Tú Señor eres mi Roca, mi Refugio, mi Salvación. En ti me siento segura.
¡Cuántas veces anhelamos la seguridad en nuestra vida! En una vida llena de imprevistos, sorpresas, acontecimientos inesperados, el ser humano ha buscado y busca siempre la seguridad. Esa sensación de un abrazo conocido, de una palabra cálida, de un mensaje de esperanza, de un testimonio de superación. En definitiva, esa sensación que nos habla de lo conocido, de lo familiar, de hogar.
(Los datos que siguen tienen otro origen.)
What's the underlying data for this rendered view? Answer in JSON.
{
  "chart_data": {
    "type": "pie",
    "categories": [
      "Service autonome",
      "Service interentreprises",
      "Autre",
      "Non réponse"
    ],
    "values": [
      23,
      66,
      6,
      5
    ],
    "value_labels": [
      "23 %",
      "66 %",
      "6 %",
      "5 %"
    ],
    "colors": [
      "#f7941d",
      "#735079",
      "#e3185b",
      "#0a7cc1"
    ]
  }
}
A veces estas situaciones inesperadas vienen «de fuera». Nos vienen dadas. Sin embargo, otras veces –muchas– vienen «de dentro». Y es que en nuestro interior también libramos batallas que nos preocupan, nos atormentan, nos distraen del camino de la vida, de la Vida verdadera y nos duelen… Batallas capitaneadas por ese maligno enemigo, que cada cual sabe quién es o qué nombre tiene: avaricia, prepotencia, envidia, codicia, desconfianza, infidelidad… Los seres humanos, por el hecho de ser humanos, caminamos constantemente con ellos. El maligno enemigo está ahí. Nos conocemos muy bien, aunque a veces, cuando viene en silencio, con sutileza o bajo capa de bien nos demos cuenta tarde de su presencia. Sea como fuere, nadie nos libramos de danzar con él, a veces en un baile de máscaras, a veces al descubierto; de caminar con él, a veces conversando a veces en silencio… Sin embargo, aun sabiendo que danzamos, caminamos, lo acojamos conscientemente o se nos cuele en la torpeza, no hay que temer. Sabemos de quién nos hemos fiado. Y en esa confianza, plantamos cara y estamos dispuestos para el combate. Porque ahí, en lo más profundo de la batalla, es cuando nos damos cuenta de que no estamos solos. Alguien nos acompaña, nos guía, nos defiende… Y con esa defensa salimos victoriosos para volver al camino de la vida, la belleza, la verdad, el bien…
Tú Señor eres mi Roca, mi Refugio, mi Salvación. Del maligno enemigo, defiéndeme.